Mercedes' Wolff takes blame for Hamilton Russian GP pitstop timing
|By Adam Cooper||Sunday, September 30th 2018, 16:43 GMT|
Toto Wolff took responsibility for Mercedes pitting Lewis Hamilton later than planned in the Russian GP, exposing him to Sebastian Vettel, as he had distracted chief strategist James Vowles.
Valtteri Bottas had led the race and pitted on lap 12 of 53, but Mercedes did not bring Hamilton in on the following lap.
But Ferrari told Vettel to do the opposite to Hamilton - by either staying out if the Mercedes driver stopped, or pitting if the reigning champion stayed out on track.
At that moment, Wolff says he was talking to Vowles about possible scenarios. During their debate, Hamilton stayed out and Vettel pitted.
Vettel returned to the track ahead of Hamilton in second, jumping the Mercedes driver for position.
Wolff admitted that Hamilton should have come in on on the lap following Bottas' own stop.
"We got tangled up in the way we called the pitstops," said Wolff. "We did the right thing by calling Valtteri in first, it would have protected his position, but we were one lap too late with Lewis.
"I'll take it on me, because I was engaging with James [Vowles] in a conversation when he should have made the call. And this is why he came in a lap too late and lost position.
"We pitted Valtteri and then Lewis came on the radio and said 'it is one lap too late, Seb has pitted' and we had already committed to another one [option] because we were having a discussion about it, and it was just this one session too much."
Hamilton blistered his brand new set of tyres by winning his battle with Vettel, which began the team orders controversy thar forced Bottas into surrendering his lead to Hamilton, preventing the championship leader from getting re-passed by the Ferrari driver.
"Lewis had to fight hard to overtake Sebastian, which was really an awesome move, but blistered the tyres," said Wolff.
"And then we were in a situation that Valtteri in front managed the tyres, Lewis behind with a blistered rear and Sebastian all over Lewis.
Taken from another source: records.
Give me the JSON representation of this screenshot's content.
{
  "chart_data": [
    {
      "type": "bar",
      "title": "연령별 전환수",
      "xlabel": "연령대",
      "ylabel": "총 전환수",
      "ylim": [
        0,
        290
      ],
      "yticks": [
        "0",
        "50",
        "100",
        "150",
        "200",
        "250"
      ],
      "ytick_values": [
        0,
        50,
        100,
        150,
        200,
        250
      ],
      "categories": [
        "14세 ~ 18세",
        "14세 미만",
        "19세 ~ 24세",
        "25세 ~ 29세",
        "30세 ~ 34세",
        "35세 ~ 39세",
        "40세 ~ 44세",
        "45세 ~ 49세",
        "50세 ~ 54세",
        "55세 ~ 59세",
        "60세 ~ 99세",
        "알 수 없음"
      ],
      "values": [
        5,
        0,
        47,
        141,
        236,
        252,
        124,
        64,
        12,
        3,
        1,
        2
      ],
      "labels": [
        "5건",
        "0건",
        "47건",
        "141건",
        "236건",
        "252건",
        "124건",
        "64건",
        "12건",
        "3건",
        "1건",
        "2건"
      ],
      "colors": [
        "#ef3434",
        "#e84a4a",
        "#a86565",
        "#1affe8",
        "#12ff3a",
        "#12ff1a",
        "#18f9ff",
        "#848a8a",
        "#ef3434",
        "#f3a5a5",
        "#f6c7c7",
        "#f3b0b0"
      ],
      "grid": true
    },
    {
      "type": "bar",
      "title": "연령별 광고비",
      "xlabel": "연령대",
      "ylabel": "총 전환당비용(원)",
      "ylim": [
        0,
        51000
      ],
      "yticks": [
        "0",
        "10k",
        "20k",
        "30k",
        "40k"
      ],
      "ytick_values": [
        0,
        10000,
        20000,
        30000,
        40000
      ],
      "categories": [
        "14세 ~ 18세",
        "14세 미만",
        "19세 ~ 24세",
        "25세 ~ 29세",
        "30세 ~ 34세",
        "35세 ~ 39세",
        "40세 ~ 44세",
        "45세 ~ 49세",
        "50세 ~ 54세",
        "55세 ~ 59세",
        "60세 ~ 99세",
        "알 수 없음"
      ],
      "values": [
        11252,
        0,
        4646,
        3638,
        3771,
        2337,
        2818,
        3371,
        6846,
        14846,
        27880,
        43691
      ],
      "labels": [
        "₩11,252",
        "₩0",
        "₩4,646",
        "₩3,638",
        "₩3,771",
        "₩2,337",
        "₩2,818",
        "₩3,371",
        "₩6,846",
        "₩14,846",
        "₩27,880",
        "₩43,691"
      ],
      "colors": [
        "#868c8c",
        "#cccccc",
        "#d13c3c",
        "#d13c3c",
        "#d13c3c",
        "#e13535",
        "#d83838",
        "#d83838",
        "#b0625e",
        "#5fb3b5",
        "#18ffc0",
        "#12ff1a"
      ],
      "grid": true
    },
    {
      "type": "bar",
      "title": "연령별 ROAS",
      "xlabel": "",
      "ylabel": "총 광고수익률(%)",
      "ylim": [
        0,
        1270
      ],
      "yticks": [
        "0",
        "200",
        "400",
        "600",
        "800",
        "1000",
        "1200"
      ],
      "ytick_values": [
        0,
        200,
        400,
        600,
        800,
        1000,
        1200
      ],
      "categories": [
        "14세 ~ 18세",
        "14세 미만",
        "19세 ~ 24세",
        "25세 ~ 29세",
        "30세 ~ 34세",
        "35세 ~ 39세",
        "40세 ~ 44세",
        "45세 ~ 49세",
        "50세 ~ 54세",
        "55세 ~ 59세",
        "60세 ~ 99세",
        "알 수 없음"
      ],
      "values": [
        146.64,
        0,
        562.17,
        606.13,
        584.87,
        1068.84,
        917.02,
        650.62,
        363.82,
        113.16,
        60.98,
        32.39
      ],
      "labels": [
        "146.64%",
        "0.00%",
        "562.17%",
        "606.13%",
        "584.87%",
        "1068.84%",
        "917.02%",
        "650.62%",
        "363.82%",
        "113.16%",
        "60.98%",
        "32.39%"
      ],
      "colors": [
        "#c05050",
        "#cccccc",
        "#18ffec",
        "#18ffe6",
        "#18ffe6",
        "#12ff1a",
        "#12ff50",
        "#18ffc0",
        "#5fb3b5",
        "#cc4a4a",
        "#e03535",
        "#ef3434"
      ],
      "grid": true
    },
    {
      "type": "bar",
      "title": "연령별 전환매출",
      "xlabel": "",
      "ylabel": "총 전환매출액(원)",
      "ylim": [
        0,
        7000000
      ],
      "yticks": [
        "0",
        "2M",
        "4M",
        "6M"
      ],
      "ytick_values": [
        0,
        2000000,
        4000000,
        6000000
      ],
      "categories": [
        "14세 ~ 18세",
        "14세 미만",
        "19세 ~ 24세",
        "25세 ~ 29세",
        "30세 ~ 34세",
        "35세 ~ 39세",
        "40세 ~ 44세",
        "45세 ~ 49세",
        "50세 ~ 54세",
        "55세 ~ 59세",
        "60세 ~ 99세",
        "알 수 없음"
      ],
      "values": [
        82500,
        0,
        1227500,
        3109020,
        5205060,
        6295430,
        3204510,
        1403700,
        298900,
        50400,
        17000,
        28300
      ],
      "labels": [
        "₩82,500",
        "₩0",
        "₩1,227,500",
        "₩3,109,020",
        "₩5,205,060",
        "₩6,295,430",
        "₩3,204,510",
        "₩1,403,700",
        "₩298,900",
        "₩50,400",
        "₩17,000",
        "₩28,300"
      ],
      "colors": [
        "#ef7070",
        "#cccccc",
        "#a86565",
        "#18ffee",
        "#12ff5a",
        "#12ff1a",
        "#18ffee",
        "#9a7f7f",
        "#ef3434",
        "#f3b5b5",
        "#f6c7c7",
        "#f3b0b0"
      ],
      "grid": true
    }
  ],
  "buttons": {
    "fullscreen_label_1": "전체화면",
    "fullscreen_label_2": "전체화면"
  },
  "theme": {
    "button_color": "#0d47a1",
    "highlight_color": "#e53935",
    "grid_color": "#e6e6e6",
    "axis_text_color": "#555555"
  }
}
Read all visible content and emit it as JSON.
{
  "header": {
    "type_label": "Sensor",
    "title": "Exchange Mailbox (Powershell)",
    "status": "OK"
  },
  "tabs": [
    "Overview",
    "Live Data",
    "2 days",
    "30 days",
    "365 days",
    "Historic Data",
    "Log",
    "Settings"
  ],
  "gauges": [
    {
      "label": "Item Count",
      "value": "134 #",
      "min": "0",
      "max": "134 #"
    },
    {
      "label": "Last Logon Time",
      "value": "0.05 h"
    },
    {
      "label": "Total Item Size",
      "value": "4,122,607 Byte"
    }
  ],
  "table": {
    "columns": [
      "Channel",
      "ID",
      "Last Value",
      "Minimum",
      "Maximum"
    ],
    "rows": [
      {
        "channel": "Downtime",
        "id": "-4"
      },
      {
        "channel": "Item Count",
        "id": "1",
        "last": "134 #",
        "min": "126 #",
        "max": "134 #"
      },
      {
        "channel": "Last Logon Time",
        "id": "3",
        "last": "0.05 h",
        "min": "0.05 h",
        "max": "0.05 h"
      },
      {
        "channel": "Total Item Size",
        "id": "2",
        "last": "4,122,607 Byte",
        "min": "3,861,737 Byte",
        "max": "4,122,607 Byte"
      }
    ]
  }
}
"And at that stage, there were two possible outcomes.
"The best case would have been it stays like it is and we finish second with Lewis and win with Valtteri, the worst case was the blister wouldn't last until the end and Lewis would have been overtaken by Sebastian in order to manage his tyres.
"This is why I think Valtteri in between was the call we made.
"Rationally, it was the right call to do, but our sporting heart says no."
Wolff was asked if the tyre blistering was a valid reason to enforce team orders, and he said: "We saw it at Spa [with Bottas after an early stop on lap two], we had to pit another time [27 laps later].
"Ferrari at Monza [with Vettel] had a bad blistering problem and had to pit again.
"Imagine the scenario, having to pit Lewis again and finishing sixth or seventh. Finishing sixth, rather than winning the race. That's the pressure moment where we made the call."